The little things make the biggest impact

My family members were never particularly religious, but they were certainly proud of their heritage — especially my grandparents, who kept their menorah in a cabinet high above the counter where it awaited the eight days of Hanukkah.

Not long after, my family also celebrated Christmas. We did not go to church or temple regularly and only recognized the holidays because we liked anything that brought us together. Even weekly fast food dinner outings, followed by a movie rental felt similar. Even though I was young and often had little interest in the movie we were watching, something still resonated with me as I sat on the living room floor with my head supported by the couch cushion between my parents. It was as if I unconsciously knew my grandfather would die while my grandmother’s memory faded, my mother would have to take a second job after divorcing my father, and the living room would quickly fade into lifelessness.

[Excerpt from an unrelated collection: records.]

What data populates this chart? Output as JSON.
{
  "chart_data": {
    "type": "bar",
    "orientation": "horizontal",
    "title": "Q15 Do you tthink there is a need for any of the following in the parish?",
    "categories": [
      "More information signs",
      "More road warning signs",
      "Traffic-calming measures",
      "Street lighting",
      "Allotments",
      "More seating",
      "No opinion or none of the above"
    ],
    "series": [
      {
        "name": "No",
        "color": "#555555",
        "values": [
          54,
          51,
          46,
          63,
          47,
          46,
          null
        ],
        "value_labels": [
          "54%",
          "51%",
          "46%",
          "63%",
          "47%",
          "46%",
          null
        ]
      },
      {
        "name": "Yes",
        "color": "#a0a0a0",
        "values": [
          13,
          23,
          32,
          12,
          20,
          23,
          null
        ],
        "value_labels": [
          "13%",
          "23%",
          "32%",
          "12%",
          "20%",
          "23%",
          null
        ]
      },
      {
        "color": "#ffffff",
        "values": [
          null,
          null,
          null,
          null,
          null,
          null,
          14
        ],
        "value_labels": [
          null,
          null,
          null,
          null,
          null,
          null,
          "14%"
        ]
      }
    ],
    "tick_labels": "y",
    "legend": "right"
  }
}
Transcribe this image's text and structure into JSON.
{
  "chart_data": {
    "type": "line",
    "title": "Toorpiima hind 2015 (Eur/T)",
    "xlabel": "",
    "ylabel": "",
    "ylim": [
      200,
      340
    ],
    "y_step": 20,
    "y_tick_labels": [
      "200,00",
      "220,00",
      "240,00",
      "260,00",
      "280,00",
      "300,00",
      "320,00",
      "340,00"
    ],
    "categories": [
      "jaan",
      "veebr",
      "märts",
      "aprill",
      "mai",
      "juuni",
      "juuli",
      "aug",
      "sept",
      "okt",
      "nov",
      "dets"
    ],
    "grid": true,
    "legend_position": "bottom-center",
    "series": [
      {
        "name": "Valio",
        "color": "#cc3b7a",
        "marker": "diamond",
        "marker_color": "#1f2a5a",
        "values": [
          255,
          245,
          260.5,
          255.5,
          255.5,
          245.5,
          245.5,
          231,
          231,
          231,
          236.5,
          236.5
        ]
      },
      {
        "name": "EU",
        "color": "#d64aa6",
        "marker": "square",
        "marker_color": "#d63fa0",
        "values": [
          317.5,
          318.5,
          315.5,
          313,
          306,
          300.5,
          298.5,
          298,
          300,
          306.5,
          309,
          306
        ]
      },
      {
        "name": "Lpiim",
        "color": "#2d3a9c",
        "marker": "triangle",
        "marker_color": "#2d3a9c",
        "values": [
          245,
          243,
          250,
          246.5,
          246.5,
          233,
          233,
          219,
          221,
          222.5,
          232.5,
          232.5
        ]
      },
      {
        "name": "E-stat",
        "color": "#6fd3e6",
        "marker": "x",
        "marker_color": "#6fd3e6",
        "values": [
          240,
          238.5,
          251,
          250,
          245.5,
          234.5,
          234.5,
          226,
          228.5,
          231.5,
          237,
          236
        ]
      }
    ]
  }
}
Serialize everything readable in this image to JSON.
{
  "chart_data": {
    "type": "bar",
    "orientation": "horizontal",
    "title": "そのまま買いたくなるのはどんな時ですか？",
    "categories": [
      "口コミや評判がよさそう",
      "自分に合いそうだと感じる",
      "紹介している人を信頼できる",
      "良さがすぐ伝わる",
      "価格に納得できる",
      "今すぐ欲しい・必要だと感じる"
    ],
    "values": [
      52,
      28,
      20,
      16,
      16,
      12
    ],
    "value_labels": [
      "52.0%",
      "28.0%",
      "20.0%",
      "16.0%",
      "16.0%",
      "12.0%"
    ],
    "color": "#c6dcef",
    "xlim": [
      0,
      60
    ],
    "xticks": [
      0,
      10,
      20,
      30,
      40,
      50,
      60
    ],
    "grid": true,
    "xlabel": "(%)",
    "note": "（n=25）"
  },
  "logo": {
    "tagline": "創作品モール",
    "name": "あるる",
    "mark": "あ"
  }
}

I have countless memories of my family, but not too long ago, I was flooded with a wave of nostalgia after a good friend of mine called me a schmuck. I was caught in a strange emotional feedback loop comprised of longing, hilarity and fondness. I had not heard that word since living with my family.

My grandparents frequently sprinkled Yiddish into their vocabulary, and though I was not exposed to a large amount of the language and was never bar mitzvahed, I appreciated that every word seemed to be common sense in that they mean exactly how they sound. “Schmuck,” for instance, is usually used light-heartedly and means “fool.”

Other great Yiddish words include klutz (clumsy person), chutzpah (arrogant nerve), schlep (physically or figuratively drag something), schmaltzy (excessively sentimental), schtick (routine or act), and my personal favorite, schmutz, as in, “wipe that schmutz off your face!”

All these words have a sentimental connotation to me since they were some of the first informal words I learned and heard regularly. I never integrated Yiddish into my everyday vocabulary, so it’s always a pleasant surprise when I hear them from someone else. It reminds me how intimately language can bring us together and has the power to be more than cut-and-dry communication.

Ever since I schlepped myself across the country to be a student, I have been searching for a sense of what I had before I left, but much of that was simply childhood, something everyone has and runs out of. But every so often, I’m run into the schmaltzy things in life that transcend time and hit home in all the right ways.